His wife is still trying to make sense of what happened.

“I’m the silent one,” Lee Haynes said. “I’m still processing it. The shock ain’t even coming up to look at it today to work on it. I just felt this major sense of loss even though it’s not the whole house. But it’s all the work that it’s going to take. It’s (devastating). That’s the word.”

Across Wilroy Avenue on Myrtle Street, Justin McKenzie said he had been asleep just before the tornado came through and his son, 2-year-old Connor McKenzie, woke him up after waking up from his own nap.

His fiancée, Elizabeth Thornton, had asked him to retrieve their son’s bicycle from outside, but before he could do that, the storm was already on top of them, and they had time to hunker down in a hallway of their home.

“Before I could get my hoodie and come back, the tornado came and roared right down the street,” Justin McKenzie said.

Other than a blown-out window to his car and a flagpole that was uprooted, his home was not damaged.

“We’re definitely lucky out here,” McKenzie said Monday afternoon watching a neighbor’s tree being removed from his backyard. “It could have been a lot worse.”

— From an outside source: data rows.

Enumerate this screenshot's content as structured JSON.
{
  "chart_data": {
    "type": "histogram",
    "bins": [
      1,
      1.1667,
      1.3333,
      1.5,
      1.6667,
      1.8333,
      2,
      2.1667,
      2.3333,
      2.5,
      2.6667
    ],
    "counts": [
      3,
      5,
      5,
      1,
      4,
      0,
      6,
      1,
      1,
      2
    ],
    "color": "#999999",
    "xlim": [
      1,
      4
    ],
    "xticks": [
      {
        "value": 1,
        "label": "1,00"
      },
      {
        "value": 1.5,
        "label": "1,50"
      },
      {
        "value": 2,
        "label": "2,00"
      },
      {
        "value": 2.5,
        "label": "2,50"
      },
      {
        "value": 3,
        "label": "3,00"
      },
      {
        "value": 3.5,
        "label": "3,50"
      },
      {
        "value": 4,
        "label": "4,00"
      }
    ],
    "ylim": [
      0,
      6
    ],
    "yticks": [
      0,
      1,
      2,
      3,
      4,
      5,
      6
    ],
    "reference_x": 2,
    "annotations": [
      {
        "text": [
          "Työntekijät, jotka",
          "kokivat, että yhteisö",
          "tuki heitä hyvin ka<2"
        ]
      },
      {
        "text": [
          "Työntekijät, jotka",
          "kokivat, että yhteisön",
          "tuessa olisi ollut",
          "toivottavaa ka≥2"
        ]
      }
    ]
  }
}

Richard Mead said he was concerned about his neighbor, and said the neighborhood had already seen its share of stormchasers looking to take care of fallen trees. He said they heard the rain, the wind and the noise of the storm, but didn’t hear his own tree snap and fall in his yard.

A few minutes before the tornado passed through his neighborhood, around 6:45 p.m., his wife had gone outside to get mail that was scattered on the ground. The two were in their living room in the front of the house but did not hear the tree that fell down in their yard.

“The tree went that way, instead of going (toward the house),” Mead said, pointing to the left side of his front yard. “Thank God. It would have killed us. That’s a big … tree. We saw it was raining like hell, we had the blinds closed. We didn’t even see it come down.”

Sunday, he said, they went out and bought lottery tickets.

Hilton Garden Inn General Manager Brian Williams said the hotel was about 65-percent occupied at the time of the storm, and other than a turned-over charcoal grill, it did not sustain any damage. Williams said the hotel has a plan for sheltering during a tornado, which is to have guests go to a windowless interior ballroom or an interior bathroom in their guest room. Its lights flickered a few times, but the hotel did not lose power.

A video posted on Facebook Sunday showed a time-lapse view of the storm forming over the river behind the hotel.

“It started right out in back here,” Williams said, pointing to the Nansemond River adjacent to the hotel. “Right over the river.”